We attract people who match our emotional, mental, and spiritual healing levels in all relationships. This reveals an opportunity for inner growth through connection. The extent of this growth depends on our commitment to understanding our role in relationships, for ourselves, and for our partners, friends, and family.
At some point in life, you will recognize that you have done too much in a relationship, most of the heavy lifting. The heavy lift can show up in various ways. You'll realize how much of yourself you poured into the shared space, the friendship, and the relationship, whether it is personal, professional, or intimate. When you recognize that you have been waiting for someone to rise to the same energy and effort, you've been addicted to someone's potential - not who they really are, and who they consistently show you they are in the present.

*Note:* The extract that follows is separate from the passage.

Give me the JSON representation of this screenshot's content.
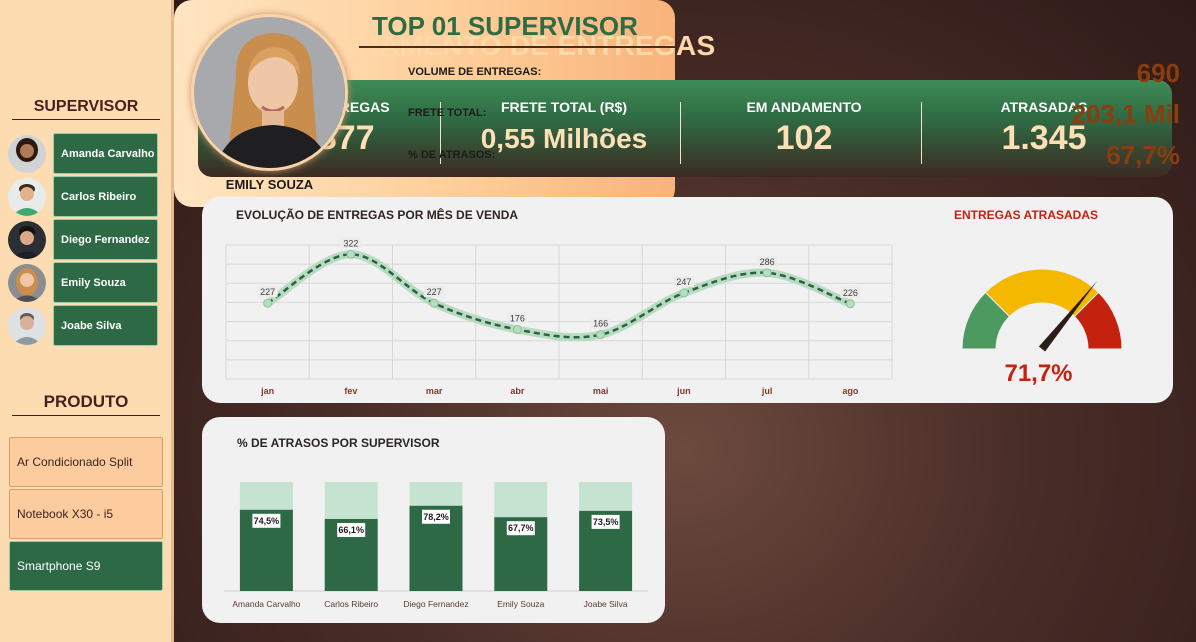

Over the years in client work, dismantling lower-dimensional layers to access higher-dimensional embodiment through multidimensionality has been a large part of disbanding all the discord and false beliefs around connections. Let people be who they are without creating narratives in a savior complex to wait for them to change just for you.
It's a hard truth to swallow at times. There is a radical self-truth in recognizing when you fall in love with someone's potential over who they actually are. Spiritual people struggle with this the most because as they awaken to multidimensional awareness, they can see timelines where someone may have shifted in awareness and are living this expression in connection.
Embracing your own worth is more than just setting personal standards; it's about finding peace in your own company, cherishing your own space, respecting your own light, safeguarding your own peace, and realizing that you don't need to be tied to anything that doesn't reciprocate the connection.
Yes, relationships take two to nourish, but when you realize that you have been the one who feeds the flames, the best step forward is to create space between you and said connection.
So, you don't fall into the trap of loving only someone's potential but rather love who they are entirely in front of you as they show themselves to be. You will quickly identify if that's aligned, enough, or misaligned and not for you.
Never wait on someone's potential, especially romantically. All humans have potential, but not everyone will live their self-actualized potential.
The love you seek is seeking you, yet the wholesome, soulful love you know exists. You don't ever need to settle with someone's potential - because you convince yourself otherwise.
Keep going, and honor the love you are by being unwaveringly willing to live life according to the compass of your heart and soul—passionately, regardless of whether you are partnered or not.
Remember that the "why" behind your desire for such a union is your future self showing you the standard of self-preservation to learn from all the relationships you have held, so you can clearly receive the union fated for you into being.
Your future self is already living this life.